Should we be using Instagram? How about Snapchat? Can we make one of those viral videos?
Stop! Please, for the love of all things water, stop. Also, breathe and know you are not alone. Lots of good companies are asking these very questions, and it is not that they are inherently bad questions. They are just the wrong ones.
Drowning in Noise
Your customer hears, reads or sees more than 5,000 commercials per day, according to Yankelovich and Sons.
On average, 18- to 24-year-old adults in the U.S. send and receive 3,853 text messages per month, according to Experian Marketing Services. In 2016, disengaged workers cost U.S. companies more than $450 billion, according to Gallup. Right now, amidst all those distractions, you should not be worried about your media channels—at least not yet.
You should double check to make sure you are walking the talk—that you have a message that matters. You should look at your marketing, not just your advertising.

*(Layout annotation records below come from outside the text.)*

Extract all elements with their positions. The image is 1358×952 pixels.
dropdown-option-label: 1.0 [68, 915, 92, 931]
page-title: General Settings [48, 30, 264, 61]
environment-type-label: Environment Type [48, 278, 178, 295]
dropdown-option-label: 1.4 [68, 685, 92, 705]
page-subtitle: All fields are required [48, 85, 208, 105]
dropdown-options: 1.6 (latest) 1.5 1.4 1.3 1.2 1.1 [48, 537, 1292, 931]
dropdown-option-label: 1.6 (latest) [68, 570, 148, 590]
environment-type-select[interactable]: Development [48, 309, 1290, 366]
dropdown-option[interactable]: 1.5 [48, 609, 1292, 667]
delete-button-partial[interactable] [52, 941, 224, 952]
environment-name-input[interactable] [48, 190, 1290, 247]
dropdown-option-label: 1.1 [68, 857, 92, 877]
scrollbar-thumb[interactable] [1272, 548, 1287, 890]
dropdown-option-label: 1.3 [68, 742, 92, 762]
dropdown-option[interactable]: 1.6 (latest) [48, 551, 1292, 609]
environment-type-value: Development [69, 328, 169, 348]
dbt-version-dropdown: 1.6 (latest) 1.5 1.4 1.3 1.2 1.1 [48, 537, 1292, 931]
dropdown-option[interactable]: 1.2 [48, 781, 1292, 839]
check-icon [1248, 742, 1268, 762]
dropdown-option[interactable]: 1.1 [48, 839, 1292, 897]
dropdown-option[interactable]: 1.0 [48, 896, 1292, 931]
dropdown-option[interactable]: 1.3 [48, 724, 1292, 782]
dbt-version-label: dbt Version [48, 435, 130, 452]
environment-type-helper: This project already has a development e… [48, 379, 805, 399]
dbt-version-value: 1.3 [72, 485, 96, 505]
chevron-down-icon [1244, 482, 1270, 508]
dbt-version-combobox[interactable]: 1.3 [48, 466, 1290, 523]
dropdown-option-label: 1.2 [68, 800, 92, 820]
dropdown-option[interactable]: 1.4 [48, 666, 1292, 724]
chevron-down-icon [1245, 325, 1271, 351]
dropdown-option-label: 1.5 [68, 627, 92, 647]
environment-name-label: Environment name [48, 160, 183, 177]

Differentiating Marketing & Advertising
Advertising is a subset of marketing. Our firm considers any investment into a media channel to be advertising. Marketing is much broader, and it is much more important. Our firm considers any interaction with any customer or potential customer as marketing.
Your advertising, your trade show display font size and the way your company phone is answered? They are all marketing. If you have service vehicles, the way they are wrapped and their cleanliness are also part of marketing.
Every time someone comes into contact with some aspect of your company, his or her opinion of you is raised or lowered. This means everyone in your company is a member of the marketing department. Does this excite you or terrify you?
Core Values
We stand for integrity and honesty! Yes, I know. You know how I know? Over nearly a quarter-century of consulting hundreds of companies, I have never met one that stands for sleaziness and rat-faced lying.
I am not saying values are not important. In fact, your company’s core values should be the foundation of everything you do. But, as my father used to say, “Son, don’t tell her you’re courteous. Open her door.”
Walk the Talk
To succeed in having your messages and marketing cut through the hazy fog of 21st century noise, you must make sure your values are, in fact, your values.
It is one thing to throw five to seven impressive words up onto a poster, stick it on your website and post it around your office. It is another to make sure you have systems, policies, procedures, warranties, assurances and experiences that truly reflect those values.
Do you? And do you have those true reflections not just for customers, but also for your team? If you are not walking the talk to your most important customers—your team—how can you expect your team to walk the talk with customers?
Sign Your Name
Seriously. Grab a sheet of paper and sign your name. Now, switch hands and do it again. I use this exercise in webinars and workshops to show people how deeply ingrained your values already are inside you.
Much like your signature, you have been developing your values since you were a child, and your company is a reflection of your image, or the image of someone or a small group of someones.
You cannot wish the right values onto your company. You cannot hire an agency to tell you what your values should be. Your true core values can only be uncovered by the people who know you best. Oz never did give nothing to the Tin Man, as the old song goes.
A Company Secret
I am going to give you a tool we have refined over the past five years to help uncover your company’s true values.
Conduct a survey of your employees. The slightly more daring of you also will survey your best customers. First, ask them which three words best describe your company. Do not tell them you are going to burn all these words in a dumpster. You see, you first have to let everyone get the words they think you want to hear out of their system. Magic happens in the fourth word.
On a second page of the survey, ask: “Now, I want you to choose a fourth word (please take a little time to think about this) that describes us just as well as the first three words you chose, but make it a word no one else we are surveying will choose. Then, tell us why you think that word describes us.”
Prepare to be amazed as the curtain pulls back on the real you and on your company. I gave you that incredibly useful tool because one of our company’s core values is generosity. It comes from my parents, and it has been growing in me since long before I started helping companies professionally. A long-standing company policy is that we freely share 93% of the tools, techniques and tactics we have developed or learned in our years of service to companies.
We know that by giving generously, we will attract companies that also appreciate generosity because like values attract like values, and companies that would like to know the 7% of stuff we do not freely share.
See? That is marketing, and when you have strong marketing, it is simple—although not necessarily easy—to create powerful messaging. Messaging matters, but every media channel can work when you look first at the consistency with which all of your marketing mirrors your values.
Do not tell us you are courteous. Open our door.